Riding Winners

Discussion in 'Risk Management' started by wyndtrader, Dec 17, 2009.

  1. When we are talking about riding winners we assume there is some type of medium to longer-term trend in place and the problem is one of determining the right time to exit. There is another approach for dealing with this issue that attempts to ride trends by breaking them into a series of short-term trades. This approach assumes one has available a swing/position trading system that generates enough trades along the trend with fixed - although not necessarily constant for each trade - exit levels. This is an article that describes this approach:

    Trend Trading with Short-Term Patterns
     
    #31     Jan 10, 2010
  2. I've not read every page of this thread, so apologies if this has already been mentioned, but one possible technique is the so-called "chandelier" stop.

    It's a fairly simple idea. If you're long, your trailing s/l is n x ATR below the highest high for the last d days, and n x ATR above the lowest low for the last d days.

    Typically n is set to 3, and d could be 20 days on a daily chart.

    This method keeps you in trends and allows for increased volatility. The drawback is of course the bend at the end of the trend, where you can potentially hand back a decent amount of open profit.

    It's worth programming it and seeing what results you get from backtests. You can adjust n and d as you see fit. If you find parameters that work, this method will let you ride the occasional trend a lot further than you otherwise might.
     
    #32     Jan 10, 2010
  3. Slight addition there - the stop is n ATR above the d day low if you are short.
     
    #33     Jan 10, 2010
  4. On the issue of moving stops to breakeven, I've tested a large number of different strategies and have NEVER found any benefit to moving stop to breakeven at any stage, in fact, the opposite (you're far more likely to get kicked off a winning trade than save yourself money the other way). I think it's one of those things that sound sensible, but in trading not everything is intuitive, or designed to make you feel comfortable.
     
    #34     Jan 10, 2010
  5. NoDoji

    NoDoji

    I've been finding this to be true more often than not.
     
    #35     Jan 10, 2010
  6. Very often it boils down to being able to identify what is noise and what is a reversal. Obviously, you want your stop loss outside the noise and ideally you want to get flat/reverse when you spot a reversal.
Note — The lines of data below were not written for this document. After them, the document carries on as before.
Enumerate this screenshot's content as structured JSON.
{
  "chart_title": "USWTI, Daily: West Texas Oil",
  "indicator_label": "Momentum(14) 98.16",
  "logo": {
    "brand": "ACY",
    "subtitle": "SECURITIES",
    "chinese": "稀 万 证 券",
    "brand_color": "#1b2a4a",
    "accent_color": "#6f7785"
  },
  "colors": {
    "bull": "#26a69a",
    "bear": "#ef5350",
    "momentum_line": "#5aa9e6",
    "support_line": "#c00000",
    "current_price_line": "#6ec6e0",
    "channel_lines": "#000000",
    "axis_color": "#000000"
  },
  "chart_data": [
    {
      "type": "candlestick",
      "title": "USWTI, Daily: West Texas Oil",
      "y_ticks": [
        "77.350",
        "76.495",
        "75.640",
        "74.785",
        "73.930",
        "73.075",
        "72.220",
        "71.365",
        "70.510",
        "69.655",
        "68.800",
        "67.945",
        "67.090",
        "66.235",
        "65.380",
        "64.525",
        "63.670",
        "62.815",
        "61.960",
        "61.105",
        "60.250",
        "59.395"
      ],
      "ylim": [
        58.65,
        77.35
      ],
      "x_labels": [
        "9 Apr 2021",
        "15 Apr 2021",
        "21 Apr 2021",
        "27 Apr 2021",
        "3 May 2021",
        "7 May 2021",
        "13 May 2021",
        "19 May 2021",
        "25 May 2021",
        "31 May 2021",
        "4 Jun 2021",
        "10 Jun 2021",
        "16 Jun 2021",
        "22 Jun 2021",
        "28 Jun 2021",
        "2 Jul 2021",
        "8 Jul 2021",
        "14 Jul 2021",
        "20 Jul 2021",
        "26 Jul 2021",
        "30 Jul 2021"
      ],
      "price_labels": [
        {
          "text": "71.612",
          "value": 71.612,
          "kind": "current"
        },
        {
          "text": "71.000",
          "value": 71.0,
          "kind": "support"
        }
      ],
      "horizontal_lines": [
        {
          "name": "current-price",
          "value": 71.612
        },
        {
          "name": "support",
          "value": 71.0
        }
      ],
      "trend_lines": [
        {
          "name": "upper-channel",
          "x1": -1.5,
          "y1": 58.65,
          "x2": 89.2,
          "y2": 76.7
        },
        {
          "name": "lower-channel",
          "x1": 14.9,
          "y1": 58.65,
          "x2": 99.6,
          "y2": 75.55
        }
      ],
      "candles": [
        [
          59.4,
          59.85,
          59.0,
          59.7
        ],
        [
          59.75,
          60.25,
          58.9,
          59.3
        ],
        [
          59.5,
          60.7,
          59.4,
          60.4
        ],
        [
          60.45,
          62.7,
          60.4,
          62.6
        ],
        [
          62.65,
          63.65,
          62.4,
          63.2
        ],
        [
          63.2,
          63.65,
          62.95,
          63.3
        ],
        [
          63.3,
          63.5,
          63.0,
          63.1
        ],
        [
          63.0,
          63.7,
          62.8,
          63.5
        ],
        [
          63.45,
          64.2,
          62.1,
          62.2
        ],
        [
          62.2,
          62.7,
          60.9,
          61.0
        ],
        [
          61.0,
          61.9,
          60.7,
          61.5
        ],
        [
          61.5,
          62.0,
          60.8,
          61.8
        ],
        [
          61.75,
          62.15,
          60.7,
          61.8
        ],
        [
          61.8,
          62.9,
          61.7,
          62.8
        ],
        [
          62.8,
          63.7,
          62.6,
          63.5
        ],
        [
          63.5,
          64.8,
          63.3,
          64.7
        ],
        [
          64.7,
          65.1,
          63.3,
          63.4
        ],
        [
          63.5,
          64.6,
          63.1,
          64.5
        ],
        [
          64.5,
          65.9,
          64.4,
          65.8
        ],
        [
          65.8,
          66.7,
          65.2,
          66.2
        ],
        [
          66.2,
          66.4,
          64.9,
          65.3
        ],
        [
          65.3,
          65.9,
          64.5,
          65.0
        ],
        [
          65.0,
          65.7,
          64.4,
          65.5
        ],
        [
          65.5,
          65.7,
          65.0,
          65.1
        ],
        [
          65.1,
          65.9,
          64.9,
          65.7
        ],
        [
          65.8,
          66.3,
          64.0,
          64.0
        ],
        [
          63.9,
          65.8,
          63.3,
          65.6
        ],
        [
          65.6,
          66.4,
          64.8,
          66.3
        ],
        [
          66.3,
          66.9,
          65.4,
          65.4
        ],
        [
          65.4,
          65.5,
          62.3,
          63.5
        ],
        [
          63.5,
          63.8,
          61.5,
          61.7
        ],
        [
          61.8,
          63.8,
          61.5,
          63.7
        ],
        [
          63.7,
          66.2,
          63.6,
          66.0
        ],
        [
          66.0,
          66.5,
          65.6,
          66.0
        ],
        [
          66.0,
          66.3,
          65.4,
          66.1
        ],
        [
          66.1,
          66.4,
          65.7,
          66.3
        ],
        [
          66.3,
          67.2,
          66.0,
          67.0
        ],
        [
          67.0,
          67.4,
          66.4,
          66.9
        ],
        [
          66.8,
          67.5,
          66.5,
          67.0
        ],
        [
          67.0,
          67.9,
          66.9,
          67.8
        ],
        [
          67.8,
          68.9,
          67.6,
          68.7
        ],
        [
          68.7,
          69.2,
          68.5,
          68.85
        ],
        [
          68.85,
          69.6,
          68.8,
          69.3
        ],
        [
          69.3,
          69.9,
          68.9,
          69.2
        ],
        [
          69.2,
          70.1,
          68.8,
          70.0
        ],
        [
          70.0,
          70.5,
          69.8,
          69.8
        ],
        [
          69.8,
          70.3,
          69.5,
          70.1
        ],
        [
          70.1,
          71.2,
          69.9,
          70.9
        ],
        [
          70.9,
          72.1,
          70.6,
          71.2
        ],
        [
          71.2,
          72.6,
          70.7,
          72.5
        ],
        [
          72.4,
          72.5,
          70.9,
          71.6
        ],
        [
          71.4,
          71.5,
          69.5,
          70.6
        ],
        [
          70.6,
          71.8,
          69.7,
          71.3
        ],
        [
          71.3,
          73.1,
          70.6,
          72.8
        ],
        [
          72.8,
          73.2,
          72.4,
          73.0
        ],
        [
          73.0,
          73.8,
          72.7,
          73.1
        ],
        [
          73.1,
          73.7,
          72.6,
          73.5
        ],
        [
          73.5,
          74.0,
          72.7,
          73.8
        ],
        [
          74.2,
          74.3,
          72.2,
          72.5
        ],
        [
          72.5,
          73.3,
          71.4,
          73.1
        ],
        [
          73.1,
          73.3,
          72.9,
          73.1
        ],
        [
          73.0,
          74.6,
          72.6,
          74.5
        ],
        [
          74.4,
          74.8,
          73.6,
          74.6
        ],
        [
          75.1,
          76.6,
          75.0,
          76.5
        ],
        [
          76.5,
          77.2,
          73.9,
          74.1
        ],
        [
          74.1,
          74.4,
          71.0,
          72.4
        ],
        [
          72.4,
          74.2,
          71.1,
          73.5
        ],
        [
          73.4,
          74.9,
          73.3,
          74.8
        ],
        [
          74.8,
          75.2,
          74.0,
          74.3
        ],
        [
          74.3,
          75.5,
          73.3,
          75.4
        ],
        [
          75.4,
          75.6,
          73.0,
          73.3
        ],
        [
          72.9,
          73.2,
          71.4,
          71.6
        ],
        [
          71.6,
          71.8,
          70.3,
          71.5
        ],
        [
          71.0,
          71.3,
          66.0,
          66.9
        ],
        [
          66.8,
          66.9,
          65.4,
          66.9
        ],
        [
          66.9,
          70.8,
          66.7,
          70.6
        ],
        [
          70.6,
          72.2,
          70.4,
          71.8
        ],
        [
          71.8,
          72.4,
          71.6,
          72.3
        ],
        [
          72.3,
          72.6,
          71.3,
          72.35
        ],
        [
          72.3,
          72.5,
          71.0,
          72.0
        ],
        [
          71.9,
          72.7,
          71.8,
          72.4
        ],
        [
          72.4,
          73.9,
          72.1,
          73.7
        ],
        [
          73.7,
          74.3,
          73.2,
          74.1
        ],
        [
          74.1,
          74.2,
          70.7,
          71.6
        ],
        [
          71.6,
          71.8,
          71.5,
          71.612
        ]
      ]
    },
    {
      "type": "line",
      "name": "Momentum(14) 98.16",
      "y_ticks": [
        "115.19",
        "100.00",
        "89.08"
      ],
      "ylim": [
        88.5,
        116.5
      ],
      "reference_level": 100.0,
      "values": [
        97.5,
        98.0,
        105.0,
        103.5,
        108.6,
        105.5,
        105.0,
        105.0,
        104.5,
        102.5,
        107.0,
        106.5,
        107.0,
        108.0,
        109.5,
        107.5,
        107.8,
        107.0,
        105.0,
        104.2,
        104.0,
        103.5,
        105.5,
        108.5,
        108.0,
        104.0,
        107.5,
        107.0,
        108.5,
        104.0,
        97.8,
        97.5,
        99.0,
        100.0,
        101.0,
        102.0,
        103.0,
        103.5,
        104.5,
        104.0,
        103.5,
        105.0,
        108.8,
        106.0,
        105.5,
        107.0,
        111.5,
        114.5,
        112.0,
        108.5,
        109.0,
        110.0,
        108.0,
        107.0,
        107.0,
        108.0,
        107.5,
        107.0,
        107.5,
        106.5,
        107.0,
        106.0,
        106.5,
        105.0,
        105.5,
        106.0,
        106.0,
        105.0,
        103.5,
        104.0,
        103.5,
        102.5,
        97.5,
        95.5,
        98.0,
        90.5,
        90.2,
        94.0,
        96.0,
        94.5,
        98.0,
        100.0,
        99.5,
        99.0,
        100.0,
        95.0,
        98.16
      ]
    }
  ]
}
    The more time you spend trading/watching your market, the better you can tell what is noise and what is not.
     
    #36     Jan 10, 2010
  7. NoDoji

    NoDoji

    To be fair I should qualify my last response to this. If I'm jumping into a momentum trade, such as shorting a strong breakdown on volume, the trade is immediately profitable and I always place my stop at b/e right away. This works every time, but that's because of the nature of the price action in this type of trade, and I want to be protected against a sudden S/R bounce out of the move.
     
    #37     Jan 10, 2010
  8. pfranz

    pfranz

    Me too find useful break-even stop or protecting X% of open profits, and me too tend to trade momentum, a technique not often backtested I think (at least for very short time frames). Yes GhostofCutten the stop should be placed where you are probably wrong, but I have two questions:
    - If you place your stop at key levels,couldn't it be guessed by stop hunters?
    - Can we really identify when or where we are probably wrong? That is, do key levels we see give us a real edge?
    For these reasons I like stops placed a bit randomly,as it happens when saving X% of open profits.
     
    #38     Jan 10, 2010
  9. dhpar

    dhpar

    interesting - this is exactly my philosophy/practice for years. the reason is that i never figured out anything better than that.

    the problem with this mental approach is that you are going to (partially) miss on big moves up while being (partially) exposed to big moves down - therefore the strategy is similar to selling puts in a trending market. the premium for writing these puts exactly offset the costs of straddles which you implicitly own in a rangebound market via the long gamma strategy. these markets are also the best for the performance of the advocated scale out/in approach.
    :cool:
     
    #39     Jan 10, 2010
  10. pfranz

    pfranz

    To clarify my last post: I look at signals (and to some extent, risk) to enter (better to say, add to) a position; to exit (=reduce) the position, instead, I mostly look at risk, nearly ignoring where the market is going. This because signals I look for appear when they want, possibly too late for the risk I can bear.
    An example: suppose I am able to determine where the market is going only through big volatility and volumes. So I enter a short long-term position in 2003 in equity markets. Then volatility and volumes drop, and market starts a steady rise. Before I can see any signal, I'm broken.